During her lifetime, Ray Howard-Jones's work featured in almost 30 one- man shows in British art galleries and was represented in public collections world-wide, including the National Library of Wales, Aberystwyth, Boston City Art Gallery in the United States, and the National Gallery of Southern Australia, Adelaide. With the closure of the Leicester Galleries Howard- Jones had distanced herself from the London art scene, although the Welsh Arts Council organised two touring retrospectives of her work in 1974 and 1983-84. In 1985 the Abbot of Nashdom, outside Slough, invited her to exhibit her work with the intention of "reviving and restoring the early tradition of the Benedictine Order in their allegiance with the creative arts". Howard-Jones gained spiritual support from being made an oblate of the order.
Her annual trips to Wales had become more reclusive after her split from Moore in 1970. She appeared to revel in her isolation. Her trips down the M4, at carefree speed in a rickety Renault van, were enough to terrify fellow passengers. By 1992 she no longer used a caravan, but instead spent her summer in a tin and wooden hut, perched on the Dyfed cliff, above the roar of the Atlantic Ocean. In the local village shops she would settle her bills with drawings and paintings.
In 1993 Howard-Jones came back to the London art scene when the Rocket Press organised a retrospective of her work dating from the 1930s up until 1993 in Cork Street. The exhibition coincided with Rocket's publication of her first book of poetry, Heart of the Rock, and a new monograph about her, The Elements of an Art, by Merlin James. The show was of especial interest as Howard-Jones's most expressive work had developed since she was in her late eighties. She was exhilarated to be in the limelight once more and appeared at the opening in a boldly decorated purple outfit with full sleeves. She had taken particular care over her make-up, of which Wilson Steer would have been proud, for it more resembled her own paint palette than anything which could be conventionally regarded as cosmetics.

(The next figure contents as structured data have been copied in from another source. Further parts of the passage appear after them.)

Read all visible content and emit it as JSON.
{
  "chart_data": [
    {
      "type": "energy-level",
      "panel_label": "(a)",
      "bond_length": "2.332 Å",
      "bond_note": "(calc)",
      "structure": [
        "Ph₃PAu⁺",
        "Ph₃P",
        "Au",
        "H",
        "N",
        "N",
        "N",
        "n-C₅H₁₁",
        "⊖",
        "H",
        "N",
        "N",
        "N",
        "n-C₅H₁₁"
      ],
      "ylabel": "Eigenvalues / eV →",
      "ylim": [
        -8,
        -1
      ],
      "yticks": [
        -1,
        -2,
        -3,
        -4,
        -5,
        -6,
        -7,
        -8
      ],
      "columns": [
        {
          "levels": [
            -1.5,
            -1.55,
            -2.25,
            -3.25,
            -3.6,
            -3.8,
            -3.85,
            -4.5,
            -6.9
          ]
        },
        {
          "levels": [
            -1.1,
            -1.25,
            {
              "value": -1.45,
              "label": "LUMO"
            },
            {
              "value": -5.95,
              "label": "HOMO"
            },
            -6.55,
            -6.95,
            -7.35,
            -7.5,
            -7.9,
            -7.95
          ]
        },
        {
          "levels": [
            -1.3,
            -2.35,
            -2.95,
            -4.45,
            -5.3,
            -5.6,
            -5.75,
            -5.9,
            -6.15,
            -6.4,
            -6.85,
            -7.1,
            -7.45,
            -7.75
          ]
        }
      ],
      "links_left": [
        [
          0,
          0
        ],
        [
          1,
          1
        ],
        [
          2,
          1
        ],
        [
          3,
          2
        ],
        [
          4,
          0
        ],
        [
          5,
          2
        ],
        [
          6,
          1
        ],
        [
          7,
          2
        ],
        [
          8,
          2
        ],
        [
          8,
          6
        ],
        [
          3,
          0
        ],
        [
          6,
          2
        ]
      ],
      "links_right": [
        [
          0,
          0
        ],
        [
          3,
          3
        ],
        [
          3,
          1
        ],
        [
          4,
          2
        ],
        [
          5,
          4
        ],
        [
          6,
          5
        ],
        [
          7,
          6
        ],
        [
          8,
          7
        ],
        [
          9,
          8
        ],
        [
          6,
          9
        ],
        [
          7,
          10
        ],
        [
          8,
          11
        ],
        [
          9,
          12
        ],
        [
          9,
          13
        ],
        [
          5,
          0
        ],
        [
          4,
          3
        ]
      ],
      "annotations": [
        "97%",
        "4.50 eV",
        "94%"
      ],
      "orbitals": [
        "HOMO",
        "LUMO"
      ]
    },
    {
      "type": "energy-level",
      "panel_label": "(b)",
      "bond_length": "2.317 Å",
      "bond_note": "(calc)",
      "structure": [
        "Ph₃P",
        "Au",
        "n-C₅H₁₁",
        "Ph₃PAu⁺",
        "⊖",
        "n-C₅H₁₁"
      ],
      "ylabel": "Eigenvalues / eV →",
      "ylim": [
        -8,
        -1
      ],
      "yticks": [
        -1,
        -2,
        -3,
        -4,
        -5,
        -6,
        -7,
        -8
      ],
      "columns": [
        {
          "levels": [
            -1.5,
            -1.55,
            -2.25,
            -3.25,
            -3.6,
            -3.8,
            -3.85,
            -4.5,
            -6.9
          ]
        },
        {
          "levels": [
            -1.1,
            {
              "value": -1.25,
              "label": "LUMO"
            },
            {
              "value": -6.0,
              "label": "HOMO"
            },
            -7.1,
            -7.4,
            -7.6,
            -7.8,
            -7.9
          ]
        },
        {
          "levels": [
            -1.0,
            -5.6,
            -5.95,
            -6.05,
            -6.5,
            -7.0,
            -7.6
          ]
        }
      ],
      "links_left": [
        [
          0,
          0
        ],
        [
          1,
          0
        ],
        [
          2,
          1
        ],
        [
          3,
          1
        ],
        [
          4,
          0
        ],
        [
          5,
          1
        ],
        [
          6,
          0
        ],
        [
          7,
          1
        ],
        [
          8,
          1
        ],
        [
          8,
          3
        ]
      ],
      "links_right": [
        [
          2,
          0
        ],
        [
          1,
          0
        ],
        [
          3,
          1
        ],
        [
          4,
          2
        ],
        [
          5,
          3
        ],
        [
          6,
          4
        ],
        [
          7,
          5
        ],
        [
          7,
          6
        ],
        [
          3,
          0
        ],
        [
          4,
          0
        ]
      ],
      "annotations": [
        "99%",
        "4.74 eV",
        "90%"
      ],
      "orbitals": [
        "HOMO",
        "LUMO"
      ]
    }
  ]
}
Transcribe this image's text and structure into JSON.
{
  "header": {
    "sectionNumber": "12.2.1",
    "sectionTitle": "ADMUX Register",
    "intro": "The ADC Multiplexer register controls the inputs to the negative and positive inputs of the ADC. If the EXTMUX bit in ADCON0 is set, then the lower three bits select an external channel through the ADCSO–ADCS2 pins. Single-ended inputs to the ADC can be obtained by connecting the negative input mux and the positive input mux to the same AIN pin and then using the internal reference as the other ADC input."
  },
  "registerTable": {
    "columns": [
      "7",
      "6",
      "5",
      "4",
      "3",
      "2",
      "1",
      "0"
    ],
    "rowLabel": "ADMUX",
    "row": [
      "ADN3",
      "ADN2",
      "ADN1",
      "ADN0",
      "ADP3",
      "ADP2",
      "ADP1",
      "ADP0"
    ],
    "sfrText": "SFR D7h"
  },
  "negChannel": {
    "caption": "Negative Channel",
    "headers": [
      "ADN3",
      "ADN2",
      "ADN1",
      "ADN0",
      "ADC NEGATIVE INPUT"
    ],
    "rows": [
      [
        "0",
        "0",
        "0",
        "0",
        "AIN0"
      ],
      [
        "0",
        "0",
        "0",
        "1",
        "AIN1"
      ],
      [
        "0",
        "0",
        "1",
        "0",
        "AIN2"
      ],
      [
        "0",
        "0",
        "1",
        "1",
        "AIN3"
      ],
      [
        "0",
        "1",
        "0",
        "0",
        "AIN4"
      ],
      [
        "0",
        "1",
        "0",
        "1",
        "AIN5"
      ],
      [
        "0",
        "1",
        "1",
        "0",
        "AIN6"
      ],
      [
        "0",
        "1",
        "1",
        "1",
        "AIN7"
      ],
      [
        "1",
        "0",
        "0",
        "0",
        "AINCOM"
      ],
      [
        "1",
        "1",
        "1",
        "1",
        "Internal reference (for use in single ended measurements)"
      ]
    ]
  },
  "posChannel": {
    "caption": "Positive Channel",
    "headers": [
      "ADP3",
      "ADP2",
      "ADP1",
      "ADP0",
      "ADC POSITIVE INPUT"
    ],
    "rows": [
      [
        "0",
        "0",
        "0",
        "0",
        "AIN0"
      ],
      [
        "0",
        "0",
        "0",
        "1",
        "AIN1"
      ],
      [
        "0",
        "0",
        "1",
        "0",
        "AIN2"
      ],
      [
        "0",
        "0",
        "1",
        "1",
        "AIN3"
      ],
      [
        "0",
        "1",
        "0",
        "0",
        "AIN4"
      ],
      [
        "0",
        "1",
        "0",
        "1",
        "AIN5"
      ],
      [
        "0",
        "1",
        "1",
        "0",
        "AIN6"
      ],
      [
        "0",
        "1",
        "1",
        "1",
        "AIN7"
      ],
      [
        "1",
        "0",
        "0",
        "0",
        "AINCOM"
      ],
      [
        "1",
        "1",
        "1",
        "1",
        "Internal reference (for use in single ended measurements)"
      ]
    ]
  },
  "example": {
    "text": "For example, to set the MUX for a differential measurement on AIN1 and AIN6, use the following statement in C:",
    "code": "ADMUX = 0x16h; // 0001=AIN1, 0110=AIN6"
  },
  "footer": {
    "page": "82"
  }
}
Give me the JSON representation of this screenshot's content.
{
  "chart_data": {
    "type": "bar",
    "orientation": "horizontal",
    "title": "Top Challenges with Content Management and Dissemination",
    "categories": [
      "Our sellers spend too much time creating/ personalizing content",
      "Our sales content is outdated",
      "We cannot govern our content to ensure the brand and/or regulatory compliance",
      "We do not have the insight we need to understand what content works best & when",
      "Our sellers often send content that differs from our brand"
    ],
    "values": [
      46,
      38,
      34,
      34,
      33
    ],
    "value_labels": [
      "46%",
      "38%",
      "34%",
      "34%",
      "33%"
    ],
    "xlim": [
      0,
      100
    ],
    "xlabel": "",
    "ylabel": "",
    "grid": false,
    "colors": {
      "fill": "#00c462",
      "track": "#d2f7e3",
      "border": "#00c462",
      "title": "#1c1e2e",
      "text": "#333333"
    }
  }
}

Many will have memories of Ray Howard-Jones seated in her west London garden, voicing her strong opinions on drawing while she fed the birds. Visitors were often invited into the garden, which could prove something of a relief since indoors one might be submerged under an avalanche of books, papers, sketches, letters and "found objects". Howard-Jones's niece Nicola was a constant support to her in these last years. Indeed, Ray Howard-Jones had always been adept at getting others to run round after her so that she, herself, was free to give everything to her art. She was a woman of great courage and indomitable spirit.
Rosemary (Ray) Howard-Jones, artist: born Lambourn, Berkshire 30 May 1903; died London 25 June 1996.